Wednesday, January 25, 2012

Removing doors and patching holes

We have two doorways that lead to the back hallway and bedrooms: one from the living room and one from the kitchen. Only one of them had a door actually hanging from the hinges. Even if we had doors on both, we'd never use them. We just don't have the same sense of propriety that they did in 1938 when they built my house. Realizing that we never close the door off the living room, I asked Greg if he'd care if I just got rid of it. He responded that he'd never been sure why I hadn't removed it already.

But that means we had this situation going on when I removed the hinges. Sorry about the bad photography--this hallway gets zero light.

Bad pictures, ahoy!

My friend Sarah told me about using those free paint stirrer sticks to patch these holes. They fit perfectly.


You just trim them to fit (we used craft scissors), attach them with finishing nails (drill a pilot hole or the wood will split), hit them with some wood putty, sand them, prime them, and paint them.


It's like there was never a door here!

Oh wait, except for on the other side. We haven't figured out the best way to patch this hole yet. It's too shallow to accommodate a paint stick. So we could chisel out a deeper hole or try to find a thinner piece of wood to patch it. We'll probably go with the latter.

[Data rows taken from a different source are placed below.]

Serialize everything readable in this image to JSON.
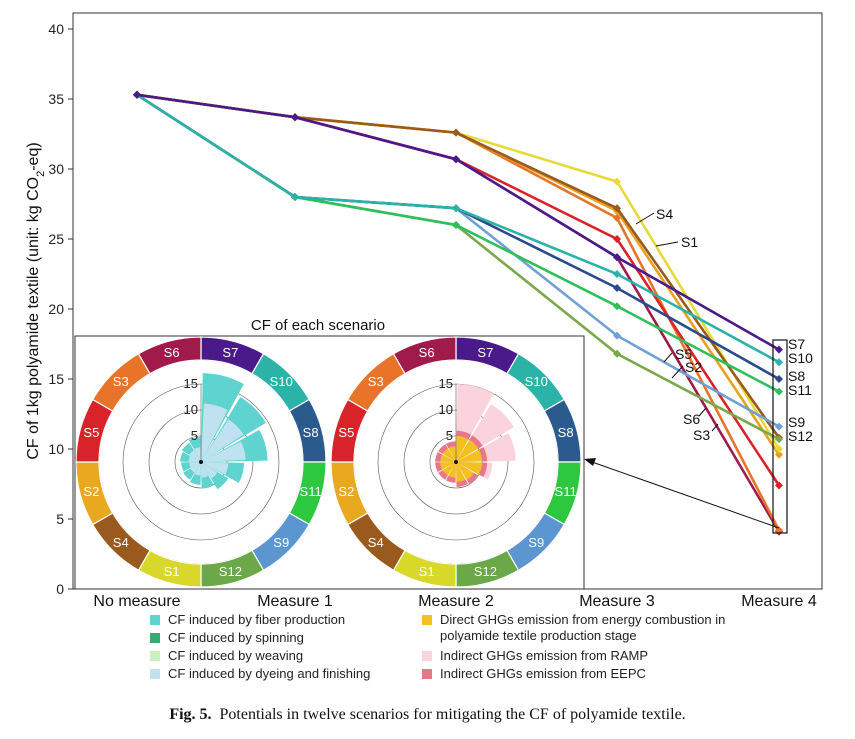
{
  "chart_data": [
    {
      "type": "line",
      "categories": [
        "No measure",
        "Measure 1",
        "Measure 2",
        "Measure 3",
        "Measure 4"
      ],
      "ylabel": "CF of 1kg polyamide textile (unit: kg CO",
      "ylabel_sub": "2",
      "ylabel_end": "-eq)",
      "ylim": [
        0,
        40
      ],
      "yticks": [
        0,
        5,
        10,
        15,
        20,
        25,
        30,
        35,
        40
      ],
      "grid": false,
      "series": [
        {
          "name": "S7",
          "color": "#4b1a8a",
          "values": [
            35.3,
            33.7,
            30.7,
            23.7,
            17.1
          ]
        },
        {
          "name": "S10",
          "color": "#2bb3a8",
          "values": [
            35.3,
            28.0,
            27.2,
            22.5,
            16.2
          ]
        },
        {
          "name": "S8",
          "color": "#2b4a8c",
          "values": [
            35.3,
            28.0,
            27.2,
            21.5,
            15.0
          ]
        },
        {
          "name": "S11",
          "color": "#2ec05a",
          "values": [
            35.3,
            28.0,
            26.0,
            20.2,
            14.1
          ]
        },
        {
          "name": "S9",
          "color": "#6fa1d4",
          "values": [
            35.3,
            28.0,
            27.2,
            18.1,
            11.6
          ]
        },
        {
          "name": "S12",
          "color": "#7aa84a",
          "values": [
            35.3,
            28.0,
            26.0,
            16.8,
            10.7
          ]
        },
        {
          "name": "S4",
          "color": "#9a5a1e",
          "values": [
            35.3,
            33.7,
            32.6,
            27.2,
            10.8
          ]
        },
        {
          "name": "S1",
          "color": "#e6d93a",
          "values": [
            35.3,
            33.7,
            32.6,
            29.1,
            10.0
          ]
        },
        {
          "name": "S2",
          "color": "#e8a020",
          "values": [
            35.3,
            33.7,
            32.6,
            27.0,
            9.6
          ]
        },
        {
          "name": "S5",
          "color": "#d8232a",
          "values": [
            35.3,
            33.7,
            30.7,
            25.0,
            7.4
          ]
        },
        {
          "name": "S3",
          "color": "#e8742a",
          "values": [
            35.3,
            33.7,
            32.6,
            26.5,
            4.2
          ]
        },
        {
          "name": "S6",
          "color": "#a01a4a",
          "values": [
            35.3,
            33.7,
            30.7,
            23.7,
            4.1
          ]
        }
      ],
      "line_labels": [
        "S4",
        "S1",
        "S5",
        "S2",
        "S6",
        "S3"
      ],
      "end_labels": [
        "S7",
        "S10",
        "S8",
        "S11",
        "S9",
        "S12"
      ]
    },
    {
      "type": "radial-bar",
      "title": "CF of each scenario",
      "rticks": [
        5,
        10,
        15
      ],
      "ring_segments": [
        {
          "label": "S7",
          "color": "#4b1a8a"
        },
        {
          "label": "S10",
          "color": "#2bb3a8"
        },
        {
          "label": "S8",
          "color": "#2b5a8c"
        },
        {
          "label": "S11",
          "color": "#2ec840"
        },
        {
          "label": "S9",
          "color": "#5b96d0"
        },
        {
          "label": "S12",
          "color": "#6aa84a"
        },
        {
          "label": "S1",
          "color": "#d8d82a"
        },
        {
          "label": "S4",
          "color": "#9a5a1e"
        },
        {
          "label": "S2",
          "color": "#e8a820"
        },
        {
          "label": "S5",
          "color": "#d8232a"
        },
        {
          "label": "S3",
          "color": "#e8742a"
        },
        {
          "label": "S6",
          "color": "#a01a4a"
        }
      ],
      "left_wheel": {
        "colors": [
          "#5fd3cf",
          "#c0e2f0"
        ],
        "values": [
          [
            15.0,
            2.1
          ],
          [
            13.0,
            1.6
          ],
          [
            11.5,
            1.3
          ],
          [
            7.0,
            1.3
          ],
          [
            5.0,
            1.1
          ],
          [
            4.0,
            1.1
          ],
          [
            3.5,
            0.9
          ],
          [
            3.2,
            0.8
          ],
          [
            3.0,
            0.8
          ],
          [
            3.2,
            0.8
          ],
          [
            3.5,
            0.8
          ],
          [
            3.8,
            1.0
          ]
        ]
      },
      "right_wheel": {
        "colors": [
          "#f2c020",
          "#e87888",
          "#fad3dc"
        ],
        "values": [
          [
            5.0,
            1.0,
            15.0
          ],
          [
            5.0,
            1.0,
            13.0
          ],
          [
            5.0,
            1.0,
            11.5
          ],
          [
            5.0,
            1.0,
            7.0
          ],
          [
            4.0,
            1.0,
            5.0
          ],
          [
            3.8,
            1.0,
            4.0
          ],
          [
            3.0,
            1.0,
            3.5
          ],
          [
            3.0,
            1.0,
            3.2
          ],
          [
            3.0,
            1.0,
            3.0
          ],
          [
            3.0,
            1.0,
            3.2
          ],
          [
            3.0,
            1.0,
            3.5
          ],
          [
            3.0,
            1.0,
            3.8
          ]
        ]
      }
    }
  ],
  "legend": [
    {
      "label": "CF induced by fiber production",
      "color": "#5fd3cf"
    },
    {
      "label": "CF induced by spinning",
      "color": "#3aa870"
    },
    {
      "label": "CF induced by weaving",
      "color": "#c8f0c0"
    },
    {
      "label": "CF induced by dyeing and finishing",
      "color": "#c0e2f0"
    },
    {
      "label": "Direct GHGs emission from energy combustion in polyamide textile production stage",
      "color": "#f2c020"
    },
    {
      "label": "Indirect GHGs emission from RAMP",
      "color": "#fad3dc"
    },
    {
      "label": "Indirect GHGs emission from EEPC",
      "color": "#e87888"
    }
  ],
  "caption": {
    "prefix": "Fig. 5.",
    "text": "Potentials in twelve scenarios for mitigating the CF of polyamide textile."
  }
}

In case anybody is worried, we are keeping the door we removed in storage. Future owners may want to be able to close off areas of the house and you don't give away original solid-wood doors.

Tuesday, December 1, 2009

Don't look under the trivet.

In my kitchen, adjacent to the old fan in the ceiling that needs to be removed, was a wooden trivet.



I've been ignoring it for almost six months. There's no reason to screw a trivet into your kitchen ceiling, therefore there *must* be something really terrible behind it.  The week before I was to host Thanksgiving I decided to deal with this.  I know.  I know!  I'm dumb; there's no reason to start projects like these when you're attempting to orchestrate a meal for ten people.



Hey there, big hole.  Holes are actually no big deal, but this hole had screws that extended from the attic, through the lathe and plaster, and past where the kitchen ceiling should end.  Hence the former owner screwing a trivet there instead.

Ha ha, just kidding, that makes no sense, no matter how you dice it.

In order to patch the ceiling I would need to get the screws reversed enough to not poke through.  I didn't want to climb into my attic and dig around it the insulation for the rogue screws for a lot of good reasons, but mostly because of SPIDERS, OH MY GOD, SPIDERS.  I decided to try and reverse the screws from below.  I tried a number of things that didn't work and then one thing that worked really well.  This was my recipe for success:




Take your drill.  I love my drill.  There would much wailing if anything happened to it.




Remove the drill bit.




Spin it until the grabbers are extended really far.




Tighten the grabbers around the end of the screw.  Then depress the trigger and reverse the screws back into the ceiling.  I'm sure an expert would tell you that this is back for your drill or bad for the screws or bad for the environment, but I don't care (and you shouldn't) because it worked.  Once that's taken care of you can patch the ceiling like normal.




 Apply your patch.




Apply spackle, using a large trowel.  Let it dry and apply more if you need to. 




Sand it.  Boy does this part ever suck.  Wear a mask and protective eyewear and know that it won't make a lick of difference because you will be *coated* in dust.  Think about how you should be making cranberries and sewing napkins for Thanksgiving dinner.  But also think, "Hey, now I have a trivet."




Slap a coat of paint on the ceiling and think, "I'll texture that spot on the ceiling later."  Ignore for 3-5 years.  Enjoy your free trivet!